The appetite for antiques was tested in mid-November in London at the Winter Fine Art & Antiques Fair, Olympia, traditionally a very British fair, where Gordon Watson sold a Paolo Buffa card table and four chairs and sent half of his stand to be installed on spec in a Notting Hill flat; and London’s hot vintage jeweler Symbolic & Chase had multiple sales of the of their exquisite pearl and sapphire pieces starting at $6,000. “We had a very good fair and will be back in June,” says director Martin Travis. Other sellers reported quiet booths.

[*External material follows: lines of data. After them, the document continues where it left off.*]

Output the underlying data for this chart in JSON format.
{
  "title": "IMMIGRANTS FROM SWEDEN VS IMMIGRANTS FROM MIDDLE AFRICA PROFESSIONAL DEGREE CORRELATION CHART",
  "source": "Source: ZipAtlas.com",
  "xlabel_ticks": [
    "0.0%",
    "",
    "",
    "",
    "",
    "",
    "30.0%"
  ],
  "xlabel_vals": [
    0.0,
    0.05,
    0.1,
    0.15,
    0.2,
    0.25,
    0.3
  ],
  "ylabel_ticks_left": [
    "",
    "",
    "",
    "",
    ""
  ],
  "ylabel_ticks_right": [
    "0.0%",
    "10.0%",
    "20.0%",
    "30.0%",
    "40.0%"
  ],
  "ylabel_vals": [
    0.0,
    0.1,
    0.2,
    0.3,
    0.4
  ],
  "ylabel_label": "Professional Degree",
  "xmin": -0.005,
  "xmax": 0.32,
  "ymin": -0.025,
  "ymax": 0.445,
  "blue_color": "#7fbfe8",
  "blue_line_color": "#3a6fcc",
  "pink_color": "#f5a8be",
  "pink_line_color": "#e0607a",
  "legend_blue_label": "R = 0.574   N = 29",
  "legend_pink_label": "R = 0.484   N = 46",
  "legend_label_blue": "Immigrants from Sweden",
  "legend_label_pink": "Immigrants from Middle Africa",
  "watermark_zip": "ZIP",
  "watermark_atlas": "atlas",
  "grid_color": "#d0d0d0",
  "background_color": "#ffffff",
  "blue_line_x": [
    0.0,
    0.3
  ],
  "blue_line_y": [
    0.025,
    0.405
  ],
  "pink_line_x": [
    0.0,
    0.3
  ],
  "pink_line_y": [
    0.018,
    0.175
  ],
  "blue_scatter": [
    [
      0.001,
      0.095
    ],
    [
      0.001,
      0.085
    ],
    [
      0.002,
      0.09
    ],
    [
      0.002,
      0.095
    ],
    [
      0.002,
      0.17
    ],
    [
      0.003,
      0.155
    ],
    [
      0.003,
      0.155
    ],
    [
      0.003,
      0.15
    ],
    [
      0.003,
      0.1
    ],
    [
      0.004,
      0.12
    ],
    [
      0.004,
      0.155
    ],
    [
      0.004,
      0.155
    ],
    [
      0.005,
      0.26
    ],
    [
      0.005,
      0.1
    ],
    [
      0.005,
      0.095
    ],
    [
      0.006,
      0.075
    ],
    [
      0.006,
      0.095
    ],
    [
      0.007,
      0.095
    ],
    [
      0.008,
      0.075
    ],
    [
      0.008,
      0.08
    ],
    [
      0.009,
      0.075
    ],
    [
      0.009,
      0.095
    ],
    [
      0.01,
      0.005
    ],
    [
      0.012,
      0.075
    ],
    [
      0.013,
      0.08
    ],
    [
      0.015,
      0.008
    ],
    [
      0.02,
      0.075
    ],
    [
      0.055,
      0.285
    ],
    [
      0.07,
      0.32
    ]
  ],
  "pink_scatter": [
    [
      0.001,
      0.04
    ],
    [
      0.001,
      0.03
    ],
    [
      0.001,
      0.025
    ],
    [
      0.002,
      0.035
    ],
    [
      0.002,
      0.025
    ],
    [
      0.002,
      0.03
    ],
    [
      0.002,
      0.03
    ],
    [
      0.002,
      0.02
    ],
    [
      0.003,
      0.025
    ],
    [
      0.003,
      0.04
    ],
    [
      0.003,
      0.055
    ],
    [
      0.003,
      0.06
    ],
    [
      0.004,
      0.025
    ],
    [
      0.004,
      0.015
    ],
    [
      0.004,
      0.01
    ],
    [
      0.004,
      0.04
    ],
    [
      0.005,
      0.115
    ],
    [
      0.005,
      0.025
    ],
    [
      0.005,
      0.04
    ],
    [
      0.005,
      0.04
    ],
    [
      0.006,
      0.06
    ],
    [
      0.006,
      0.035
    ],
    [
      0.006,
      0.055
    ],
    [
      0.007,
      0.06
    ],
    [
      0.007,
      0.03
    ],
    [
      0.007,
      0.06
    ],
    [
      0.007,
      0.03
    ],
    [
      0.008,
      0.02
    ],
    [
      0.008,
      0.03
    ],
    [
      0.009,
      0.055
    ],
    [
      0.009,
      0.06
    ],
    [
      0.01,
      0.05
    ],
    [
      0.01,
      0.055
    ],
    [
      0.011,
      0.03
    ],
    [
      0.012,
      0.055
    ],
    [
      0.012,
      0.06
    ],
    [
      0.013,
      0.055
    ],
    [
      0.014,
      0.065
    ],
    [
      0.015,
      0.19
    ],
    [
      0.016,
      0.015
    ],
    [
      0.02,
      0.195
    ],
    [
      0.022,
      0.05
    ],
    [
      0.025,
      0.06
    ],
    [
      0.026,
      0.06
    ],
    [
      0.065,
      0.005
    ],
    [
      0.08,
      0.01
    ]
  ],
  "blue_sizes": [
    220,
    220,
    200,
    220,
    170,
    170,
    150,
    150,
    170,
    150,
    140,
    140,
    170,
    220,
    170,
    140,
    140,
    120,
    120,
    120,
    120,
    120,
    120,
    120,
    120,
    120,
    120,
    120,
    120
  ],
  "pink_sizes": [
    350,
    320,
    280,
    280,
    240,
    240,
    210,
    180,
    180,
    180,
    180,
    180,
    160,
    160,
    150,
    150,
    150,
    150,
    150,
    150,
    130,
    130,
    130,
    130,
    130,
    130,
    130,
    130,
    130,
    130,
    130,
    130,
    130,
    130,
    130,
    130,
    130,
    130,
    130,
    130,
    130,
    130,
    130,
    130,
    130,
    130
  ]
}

So what will 2009 bring? That was on everyone’s mind as the season opened in January with the Brussels Antiques and Fine Art Fair, continental Europe’s oldest, known for its dealers of antiquities and tribal. Claes Gallery, a leading tribal dealer, sold its top piece to an American dealer buying for a collector, a very rare pre-Bembe statue. Pierre Bergé sold an unusual Philip and Kelvin LaVerne side table with samurai figures to a private American client for €7,500, while Pierre Dequenne’s large canvas The Painter and His Models, at Jean Nelis, also found a U.S. home. Dealers throughout the fair reported conservative sales widely subject to the economic pinch.

Across the pond, the 55th annual Winter Antiques Show, with 75 dealers, was under way. By the end of the fair some Americana gallerists reported a crushing lack of sales, while other sellers were pleased—among them a handful of British gallerists who saw clients take advantage of a finally favorable exchange rate. London sculpture dealer Danny Katz sold, in the six figures, the most-expensive piece on his stand: a large-scale 19th-century terra-cotta Bust of Balzac by Pierre-Eugène-Emile Hébert, which came out of a private collection in Switzerland and went to an American museum. Rupert Wace sold numerous Egyptian works to private collectors, some of which were new clients, including an Egyptian bronze cat from the Late Dynastic Period for $135,000.

Days later the action had moved to Palm Beach where entrepreneurs David and Lee Ann Lester, having bought back the antiques fair that they founded, with a cool $17 million profit, had renamed it the American International Fine Art Fair.The Lesters’ glitzy approach gave the fair record numbers, and the 70 dealers in attendance reported several high-price deals. Among them were a $300,000 Tiffany chandelier (circa 1900) at the Macklowe Gallery in New York; a $300,000 Gustav Klimt 1917 Study for the Painting of Adam and Eve, at Vienna’s Wienerroither & Kohlbacher; and a $5 million Andrew Wyeth painting, Winfield’s Porch, at New York’s Adelson Galleries.

And there was much buzz about Carlton Hobbs’ presence here, the New York antiques dealer accused, along with his estranged, London-based antiques-dealer brother, of alleged forgery by a restorer. You’ll see him at this summer’s Olympia fair, too, which, along with the Grosvenor House Art & Antiques Fair, is celebrating its 75th anniversary. He’ll also appear at the International Ceramics Fair & Seminar, which might see more Americans shopping since the turn of the 21st century. The strength of the dollar has them London-bound, and that’s the new state of the fairs.